Qi energy: What is Qi and how does it affect us?

In Taoist sexology: Is sex good or bad for health? I briefly introduced the concept of Qi and mentioned that it is one of the “three treasures” of the human body, according to Taoist philosophy. In today’s post, I will further delve into this life-force energy and explain how it functions in the human body. Please note that the below content is for informational purposes only and in no way is intended to be a substitute for medical advice.

What is Qi?

Qi is a vital energy that activates the human body and animates all lives. It is what makes our hearts pulsate, keeps our blood warm, and brings air into our lungs. It is the life force behind our ability to think, speak, move, and exercise.

Thanks to this vital energy, our internal organs continue to function even when we are asleep or fall unconscious. Thanks to this vital energy, we can enjoy physical activities and leisure events that enrich our lives. It is the abundance of Qi that makes us strong, joyous, and lively, while the lack of it leads to lethargy, chronic fatigue, depression, or weakness. 

Qi energy continues to circulate in our bodies through invisible channels called meridians. Therefore, the smooth flow of this energy is essential for health. When its flow is blocked, we are subject to discomfort, and if this continues, we could fall ill. 

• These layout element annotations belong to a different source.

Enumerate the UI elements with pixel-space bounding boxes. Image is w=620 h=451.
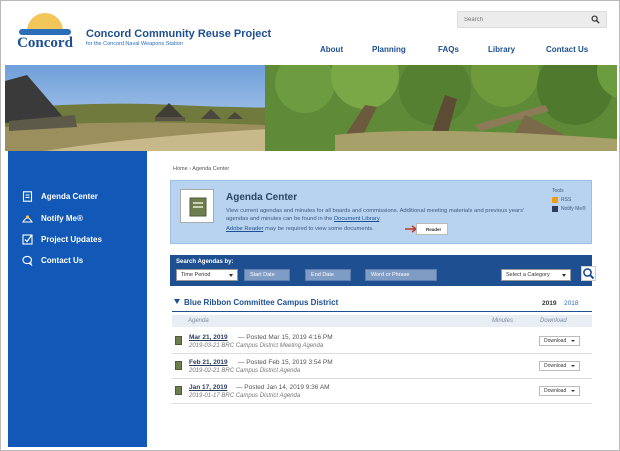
- notify-icon: [22, 214, 33, 223]
- search-bar-label: Search Agendas by:: [176, 259, 234, 265]
- column-header-download: Download: [540, 318, 567, 324]
- end-date-input[interactable]: End Date: [305, 269, 351, 281]
- search-icon: [583, 268, 595, 280]
- sidebar-item-project-updates[interactable]: Project Updates: [22, 232, 102, 246]
- table-row: Jan 17, 2019 — Posted Jan 14, 2019 9:36 …: [172, 380, 592, 404]
- committee-section-toggle[interactable]: Blue Ribbon Committee Campus District: [174, 298, 338, 307]
- adobe-reader-link[interactable]: Adobe Reader: [226, 226, 263, 232]
- category-select[interactable]: Select a Category: [501, 269, 571, 281]
- table-row: Mar 21, 2019 — Posted Mar 15, 2019 4:16 …: [172, 330, 592, 354]
- reader-note: Adobe Reader may be required to view som…: [226, 226, 374, 232]
- agenda-table-header: Agenda Minutes Download: [172, 315, 592, 327]
- section-divider: [172, 311, 592, 312]
- agenda-date-link[interactable]: Jan 17, 2019: [189, 384, 227, 391]
- document-library-link[interactable]: Document Library: [334, 216, 379, 222]
- document-icon: [175, 361, 182, 370]
- year-tab-2018[interactable]: 2018: [564, 300, 578, 307]
- chevron-down-icon: [571, 340, 575, 342]
- page-frame: Concord Concord Community Reuse Project …: [0, 0, 620, 451]
- sidebar: Agenda Center Notify Me® Project Updates…: [8, 151, 147, 447]
- sidebar-item-contact-us[interactable]: Contact Us: [22, 253, 83, 267]
- agenda-title: 2019-01-17 BRC Campus District Agenda: [189, 393, 301, 399]
- notify-me-link[interactable]: Notify Me®: [552, 206, 586, 212]
- posted-date: — Posted Mar 15, 2019 4:16 PM: [238, 334, 333, 341]
- page-title: Agenda Center: [226, 192, 298, 203]
- agenda-folder-icon: [180, 189, 214, 223]
- page-description: View current agendas and minutes for all…: [226, 208, 525, 222]
- chevron-down-icon: [229, 274, 233, 277]
- chevron-down-icon: [562, 274, 566, 277]
- agenda-date-link[interactable]: Feb 21, 2019: [189, 359, 228, 366]
- table-row: Feb 21, 2019 — Posted Feb 15, 2019 3:54 …: [172, 355, 592, 379]
- download-dropdown[interactable]: Download: [539, 361, 580, 371]
- chevron-down-icon: [571, 365, 575, 367]
- download-dropdown[interactable]: Download: [539, 386, 580, 396]
- time-period-select[interactable]: Time Period: [176, 269, 238, 281]
- site-header: Concord Concord Community Reuse Project …: [1, 1, 619, 65]
- nav-library[interactable]: Library: [488, 45, 515, 57]
- year-tab-2019[interactable]: 2019: [542, 300, 556, 307]
- agenda-icon: [22, 190, 33, 202]
- posted-date: — Posted Feb 15, 2019 3:54 PM: [238, 359, 333, 366]
- sidebar-item-label: Notify Me®: [41, 213, 83, 223]
- rss-link[interactable]: RSS: [552, 197, 571, 203]
- agenda-center-card: Agenda Center View current agendas and m…: [170, 180, 592, 244]
- search-submit-button[interactable]: [581, 266, 596, 281]
- agenda-title: 2019-02-21 BRC Campus District Agenda: [189, 368, 301, 374]
- agenda-search-bar: Search Agendas by: Time Period Start Dat…: [170, 255, 596, 286]
- posted-date: — Posted Jan 14, 2019 9:36 AM: [236, 384, 330, 391]
- nav-planning[interactable]: Planning: [372, 45, 406, 57]
- column-header-minutes: Minutes: [492, 318, 514, 324]
- hero-banner: [5, 65, 617, 151]
- hero-landscape-image: [5, 65, 617, 151]
- start-date-input[interactable]: Start Date: [244, 269, 290, 281]
- nav-about[interactable]: About: [320, 45, 343, 57]
- notify-icon: [552, 206, 558, 212]
- site-title[interactable]: Concord Community Reuse Project: [86, 28, 271, 40]
- checklist-icon: [22, 233, 33, 245]
- sidebar-item-agenda-center[interactable]: Agenda Center: [22, 189, 98, 203]
- chat-icon: [22, 255, 33, 266]
- download-dropdown[interactable]: Download: [539, 336, 580, 346]
- agenda-title: 2019-03-21 BRC Campus District Meeting A…: [189, 343, 324, 349]
- logo-wordmark: Concord: [17, 35, 73, 51]
- sidebar-item-notify-me[interactable]: Notify Me®: [22, 211, 83, 225]
- site-subtitle: for the Concord Naval Weapons Station: [86, 41, 183, 47]
- word-phrase-input[interactable]: Word or Phrase: [365, 269, 437, 281]
- triangle-down-icon: [174, 299, 180, 304]
- sidebar-item-label: Project Updates: [41, 234, 102, 244]
- sidebar-item-label: Contact Us: [41, 255, 84, 265]
- chevron-down-icon: [571, 390, 575, 392]
- breadcrumb[interactable]: Home › Agenda Center: [173, 166, 229, 172]
- nav-contact-us[interactable]: Contact Us: [546, 45, 588, 57]
- agenda-date-link[interactable]: Mar 21, 2019: [189, 334, 228, 341]
- main-content: Home › Agenda Center Agenda Center View …: [160, 151, 608, 447]
- document-icon: [175, 386, 182, 395]
- tools-label: Tools: [552, 188, 564, 194]
- rss-icon: [552, 197, 558, 203]
- nav-faqs[interactable]: FAQs: [438, 45, 459, 57]
- document-icon: [175, 336, 182, 345]
- sidebar-item-label: Agenda Center: [41, 191, 98, 201]
- concord-logo[interactable]: Concord: [13, 13, 77, 53]
- column-header-agenda: Agenda: [188, 318, 209, 324]
- search-icon[interactable]: [591, 15, 600, 24]
- site-search: [457, 11, 607, 28]
- get-adobe-reader-button[interactable]: Reader: [416, 223, 448, 235]
- search-input[interactable]: [464, 14, 582, 25]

However, as it is invisible, its actual existence still raises quizzical eyebrows from modern medicine practitioners, and there are many people, especially in the West, who look to its existence with dubious eyes.

According to traditional Eastern medicine, this life force is an essential element for our well-being. Qi is akin to the fuel of an automobile that enables the automobile to function. Qi is akin to the electric power of a stereo system that enables the system to produce sound. It animates us and keeps our bodies warm and healthy.

Qi deficiency

A person who suffers from Qi deficiency could experience lethargy, a debilitating immunity system, chronic fatigue, depression, cold extremities, etc. The deficiency could occur when a person undergoes overexertion, self-destructive life patterns or a mental or emotional shock. It is also possible that a person is inherently deficient of this energy, given that original Qi is inherited from parents. Qi is Yang in nature. Therefore, the over-consumption of Yin foods could create excessive Yin in the body and thereby could lead to deficiency in this energy.


Qi as Yang and blood as Yin

In our bodies, there is a constant circulation of blood and Qi. According to traditional Eastern medicine, blood is a visible manifestation of Yin, and Qi is an invisible manifestation of Yang.

Qi is the force that moves the blood and produces heat and moisture. Blood distributes essential ingredients to the cells of our bodies and nourishes the tissues. Good circulation of blood keeps us calm and enables us to relax and sleep peacefully. Without this vital energy, the blood cannot circulate and eventually will become harden. Without blood, Qi cannot circulate either and will eventually stagnate in the body.

In order to better understand the relationship between Qi and blood, think of the flame of a candle and the wax of a candle. The flame, which is Yang, is comparable to Qi, which is also Yang. The wax, which is Yin, is comparable to blood, which is also Yin. In case of a candle, the wax continues to provide itself for the flame to emit a light. When the wax is exhausted, the flame has to fizzle as well. A candle can emit a light because of the continuous interaction between the wax and the flame. As the candle cannot give off a light without the flame or wax, we cannot maintain our lives without blood or this vital energy.

Qi in the Universe

Qi is a universal life-force energy. While it is usually associated with energy in the human body, this life-force energy naturally exists in nature and in the Universe. Feng Shui, for example, is a study of Qi energy in the physical environment surrounding us.

The activation of Qi leads to the growth of plants, the flowing of rivers, and even the formation of a galaxy!

Therefore, the energy dynamic behind the circulation of blood is also behind the movement of stars and planets. The energy dynamic behind the creation of a single cell in your body is also behind the creation of a planet. The energy dynamic that leads to the death of your body cells also leads to the dissolution of a star and a galaxy.